As price action stabilizes above $100,000, key chain indicators remain strong, and the long-term outlook remains bullish. If BTC can maintain current support and break through resistance in the next few weeks, the foundation for a larger rally will soon be in place. Currently, the market is paying close attention, but the beliefs of experienced analysts are being built. Bitcoin may be entering quiet before the storm.

BTC flirting has the highest weekly shutdown ever

Bitcoin will end at $108,000 after it reaches its new all-time high, marking the potentially strongest weekly end in its history. The weekly chart shows that the apparent breakout intensity above the front resistance area around $103,600 is now being turned to support. This level has limited price action for months, but the latest surge confirmed that the Bulls were firmly in control.
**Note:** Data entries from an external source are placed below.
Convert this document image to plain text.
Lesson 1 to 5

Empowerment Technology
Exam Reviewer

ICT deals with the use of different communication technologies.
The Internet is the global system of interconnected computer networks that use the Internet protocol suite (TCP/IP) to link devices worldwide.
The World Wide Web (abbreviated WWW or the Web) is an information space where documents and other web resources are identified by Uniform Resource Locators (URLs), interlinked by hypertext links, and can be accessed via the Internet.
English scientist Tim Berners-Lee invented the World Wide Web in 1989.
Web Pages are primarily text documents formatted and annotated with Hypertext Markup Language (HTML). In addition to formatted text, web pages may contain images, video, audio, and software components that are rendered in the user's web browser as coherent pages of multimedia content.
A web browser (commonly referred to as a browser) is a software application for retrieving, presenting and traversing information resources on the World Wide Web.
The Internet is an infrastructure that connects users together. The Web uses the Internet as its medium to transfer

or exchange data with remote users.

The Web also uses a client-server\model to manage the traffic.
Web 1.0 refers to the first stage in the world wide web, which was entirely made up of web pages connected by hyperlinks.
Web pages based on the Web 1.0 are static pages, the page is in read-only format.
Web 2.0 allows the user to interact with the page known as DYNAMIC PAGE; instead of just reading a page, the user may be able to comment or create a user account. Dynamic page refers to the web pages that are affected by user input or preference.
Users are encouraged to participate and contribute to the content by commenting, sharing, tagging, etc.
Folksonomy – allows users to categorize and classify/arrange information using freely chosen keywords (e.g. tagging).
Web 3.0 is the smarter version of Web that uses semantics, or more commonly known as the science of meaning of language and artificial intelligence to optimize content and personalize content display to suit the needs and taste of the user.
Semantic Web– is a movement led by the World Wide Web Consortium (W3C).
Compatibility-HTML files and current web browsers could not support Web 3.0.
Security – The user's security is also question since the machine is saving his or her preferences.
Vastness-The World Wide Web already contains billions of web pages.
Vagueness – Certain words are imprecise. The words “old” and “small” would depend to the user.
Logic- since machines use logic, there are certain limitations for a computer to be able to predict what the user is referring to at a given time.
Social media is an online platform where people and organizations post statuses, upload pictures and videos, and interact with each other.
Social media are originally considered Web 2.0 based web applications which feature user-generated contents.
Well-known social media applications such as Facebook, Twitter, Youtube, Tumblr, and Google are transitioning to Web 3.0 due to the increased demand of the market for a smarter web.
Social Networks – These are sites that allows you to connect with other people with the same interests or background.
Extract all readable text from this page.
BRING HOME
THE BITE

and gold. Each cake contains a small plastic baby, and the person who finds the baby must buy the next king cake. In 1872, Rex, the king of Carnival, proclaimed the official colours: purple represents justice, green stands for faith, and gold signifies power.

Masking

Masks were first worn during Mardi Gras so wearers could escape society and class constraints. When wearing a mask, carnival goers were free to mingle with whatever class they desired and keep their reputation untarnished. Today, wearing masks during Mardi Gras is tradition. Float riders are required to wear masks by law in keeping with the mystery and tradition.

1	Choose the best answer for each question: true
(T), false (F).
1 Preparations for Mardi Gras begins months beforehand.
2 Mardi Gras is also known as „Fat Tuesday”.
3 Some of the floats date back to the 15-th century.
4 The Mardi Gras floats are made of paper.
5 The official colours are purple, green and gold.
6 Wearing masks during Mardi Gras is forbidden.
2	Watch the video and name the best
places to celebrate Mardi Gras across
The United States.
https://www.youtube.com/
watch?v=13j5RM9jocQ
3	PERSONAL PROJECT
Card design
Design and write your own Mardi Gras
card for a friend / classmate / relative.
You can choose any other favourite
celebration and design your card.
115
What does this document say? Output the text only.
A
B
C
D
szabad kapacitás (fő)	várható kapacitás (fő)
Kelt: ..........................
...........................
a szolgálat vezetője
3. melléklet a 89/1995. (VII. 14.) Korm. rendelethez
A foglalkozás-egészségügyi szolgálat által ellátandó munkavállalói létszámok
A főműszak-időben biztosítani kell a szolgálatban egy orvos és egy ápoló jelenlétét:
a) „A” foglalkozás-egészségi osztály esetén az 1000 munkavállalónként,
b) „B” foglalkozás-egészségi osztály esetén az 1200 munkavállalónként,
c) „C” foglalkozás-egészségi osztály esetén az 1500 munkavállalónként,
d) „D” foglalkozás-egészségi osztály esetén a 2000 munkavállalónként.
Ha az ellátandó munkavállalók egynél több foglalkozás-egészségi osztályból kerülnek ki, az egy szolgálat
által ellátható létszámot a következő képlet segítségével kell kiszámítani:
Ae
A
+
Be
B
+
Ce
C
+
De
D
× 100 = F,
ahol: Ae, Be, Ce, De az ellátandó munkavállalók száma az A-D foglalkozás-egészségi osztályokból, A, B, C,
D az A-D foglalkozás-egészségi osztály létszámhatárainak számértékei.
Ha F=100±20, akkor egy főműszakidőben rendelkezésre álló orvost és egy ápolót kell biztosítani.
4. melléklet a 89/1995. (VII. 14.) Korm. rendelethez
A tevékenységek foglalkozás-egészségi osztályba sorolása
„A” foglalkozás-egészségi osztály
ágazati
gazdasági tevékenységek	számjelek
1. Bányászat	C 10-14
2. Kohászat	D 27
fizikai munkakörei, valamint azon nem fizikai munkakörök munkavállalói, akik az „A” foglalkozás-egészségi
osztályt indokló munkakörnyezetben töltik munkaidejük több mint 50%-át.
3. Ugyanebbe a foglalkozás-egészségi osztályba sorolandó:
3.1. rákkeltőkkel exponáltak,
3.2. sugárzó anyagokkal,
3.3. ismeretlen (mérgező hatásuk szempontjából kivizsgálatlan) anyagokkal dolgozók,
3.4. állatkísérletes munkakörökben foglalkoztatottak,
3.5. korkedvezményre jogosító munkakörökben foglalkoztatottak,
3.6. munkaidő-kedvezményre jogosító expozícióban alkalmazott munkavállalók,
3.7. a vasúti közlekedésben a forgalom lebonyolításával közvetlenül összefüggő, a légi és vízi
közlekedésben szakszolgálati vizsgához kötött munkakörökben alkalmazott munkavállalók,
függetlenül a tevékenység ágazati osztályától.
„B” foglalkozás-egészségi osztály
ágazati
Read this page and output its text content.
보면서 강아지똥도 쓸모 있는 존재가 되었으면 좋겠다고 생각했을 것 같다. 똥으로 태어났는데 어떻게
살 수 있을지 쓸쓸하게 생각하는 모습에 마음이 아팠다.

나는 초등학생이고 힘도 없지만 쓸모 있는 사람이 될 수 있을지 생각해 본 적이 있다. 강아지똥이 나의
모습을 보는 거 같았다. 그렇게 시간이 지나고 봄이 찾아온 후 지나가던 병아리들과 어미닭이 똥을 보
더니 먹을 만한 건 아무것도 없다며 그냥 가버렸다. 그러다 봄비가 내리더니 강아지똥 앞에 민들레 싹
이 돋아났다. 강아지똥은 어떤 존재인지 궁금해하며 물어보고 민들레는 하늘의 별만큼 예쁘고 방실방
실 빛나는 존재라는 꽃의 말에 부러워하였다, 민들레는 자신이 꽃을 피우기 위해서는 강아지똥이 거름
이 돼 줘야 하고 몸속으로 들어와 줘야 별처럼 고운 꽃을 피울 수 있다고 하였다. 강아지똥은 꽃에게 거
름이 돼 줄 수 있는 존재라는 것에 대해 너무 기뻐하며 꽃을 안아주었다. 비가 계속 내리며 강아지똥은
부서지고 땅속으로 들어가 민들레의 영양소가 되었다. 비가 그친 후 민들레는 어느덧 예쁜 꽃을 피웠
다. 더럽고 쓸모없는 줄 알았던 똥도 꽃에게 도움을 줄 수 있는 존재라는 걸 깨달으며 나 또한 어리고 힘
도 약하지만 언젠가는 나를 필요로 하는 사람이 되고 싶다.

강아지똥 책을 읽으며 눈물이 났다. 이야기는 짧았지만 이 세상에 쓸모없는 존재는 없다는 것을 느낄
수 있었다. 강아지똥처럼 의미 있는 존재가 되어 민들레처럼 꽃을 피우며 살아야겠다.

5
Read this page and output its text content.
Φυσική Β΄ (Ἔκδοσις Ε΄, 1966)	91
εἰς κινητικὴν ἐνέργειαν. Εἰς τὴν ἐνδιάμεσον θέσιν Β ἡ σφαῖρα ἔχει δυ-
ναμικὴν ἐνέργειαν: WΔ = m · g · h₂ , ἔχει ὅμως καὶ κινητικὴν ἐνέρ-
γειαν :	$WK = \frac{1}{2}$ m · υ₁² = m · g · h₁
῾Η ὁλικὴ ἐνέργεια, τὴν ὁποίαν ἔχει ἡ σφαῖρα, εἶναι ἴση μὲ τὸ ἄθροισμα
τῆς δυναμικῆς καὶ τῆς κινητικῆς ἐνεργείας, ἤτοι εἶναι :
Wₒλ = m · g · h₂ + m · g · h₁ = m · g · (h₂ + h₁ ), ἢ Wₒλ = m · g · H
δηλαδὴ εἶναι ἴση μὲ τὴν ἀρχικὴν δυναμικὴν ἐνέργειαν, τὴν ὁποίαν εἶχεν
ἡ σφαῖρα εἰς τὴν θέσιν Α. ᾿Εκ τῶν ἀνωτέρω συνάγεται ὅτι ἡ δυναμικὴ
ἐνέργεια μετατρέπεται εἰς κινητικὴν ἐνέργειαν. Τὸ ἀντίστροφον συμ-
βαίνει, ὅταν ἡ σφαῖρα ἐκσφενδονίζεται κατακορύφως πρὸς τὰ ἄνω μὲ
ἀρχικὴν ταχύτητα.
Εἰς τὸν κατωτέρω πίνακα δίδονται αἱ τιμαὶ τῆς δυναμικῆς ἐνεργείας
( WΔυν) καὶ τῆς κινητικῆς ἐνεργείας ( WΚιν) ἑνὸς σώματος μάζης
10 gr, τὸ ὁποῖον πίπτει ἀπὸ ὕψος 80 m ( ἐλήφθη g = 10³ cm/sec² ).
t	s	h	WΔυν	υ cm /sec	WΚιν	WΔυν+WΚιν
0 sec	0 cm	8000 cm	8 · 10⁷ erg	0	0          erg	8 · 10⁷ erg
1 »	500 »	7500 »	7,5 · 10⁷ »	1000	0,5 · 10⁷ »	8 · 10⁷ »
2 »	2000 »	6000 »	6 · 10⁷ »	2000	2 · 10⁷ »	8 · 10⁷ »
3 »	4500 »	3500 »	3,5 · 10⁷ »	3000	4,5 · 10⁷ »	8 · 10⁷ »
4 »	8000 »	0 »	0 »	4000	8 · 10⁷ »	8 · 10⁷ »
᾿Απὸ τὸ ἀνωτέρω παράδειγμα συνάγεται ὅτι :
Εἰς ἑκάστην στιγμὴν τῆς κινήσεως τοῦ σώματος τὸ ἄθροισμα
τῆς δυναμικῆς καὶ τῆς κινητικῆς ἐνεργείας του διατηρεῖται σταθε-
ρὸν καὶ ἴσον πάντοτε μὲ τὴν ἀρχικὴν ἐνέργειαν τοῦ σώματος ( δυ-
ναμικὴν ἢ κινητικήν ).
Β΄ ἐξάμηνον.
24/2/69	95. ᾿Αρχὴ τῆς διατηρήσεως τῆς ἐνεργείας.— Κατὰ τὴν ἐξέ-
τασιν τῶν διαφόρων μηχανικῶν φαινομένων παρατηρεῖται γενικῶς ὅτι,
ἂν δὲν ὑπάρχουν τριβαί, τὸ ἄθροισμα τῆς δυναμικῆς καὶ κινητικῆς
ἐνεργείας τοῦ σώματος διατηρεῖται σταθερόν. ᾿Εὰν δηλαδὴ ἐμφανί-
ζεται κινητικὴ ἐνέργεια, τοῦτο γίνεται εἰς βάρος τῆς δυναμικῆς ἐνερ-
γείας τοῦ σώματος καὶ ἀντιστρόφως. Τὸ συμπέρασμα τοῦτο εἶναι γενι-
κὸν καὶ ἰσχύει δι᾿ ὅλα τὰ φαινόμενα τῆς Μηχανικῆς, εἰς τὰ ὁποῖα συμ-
BTC is about to close for a week above $105K | Source: BTCUSDT chart in transactions
BTC is about to close for a week above $105K | Source: BTCUSDT chart in transactions

BTC has green weekly candles four times in a row, indicating a sustained trend as body size increases and powerfully closes. The 34-week EMA sells for $87,966, which is well below current levels, highlighting the intensity of the move and the way BTC extends on average from the medium distance. Importantly, during the breakout period, the volume remains relatively stable, indicating that the action is supported rather than exhausted.

As long as Bitcoin stays above the $103,600 to $105,000 region, the uptrend is intact. If the price is consolidated at the current level without huge selling pressure, it may form the basis for moving towards $120,000 and beyond. However, if you don’t hold $103K, you can invite a deeper backtrack.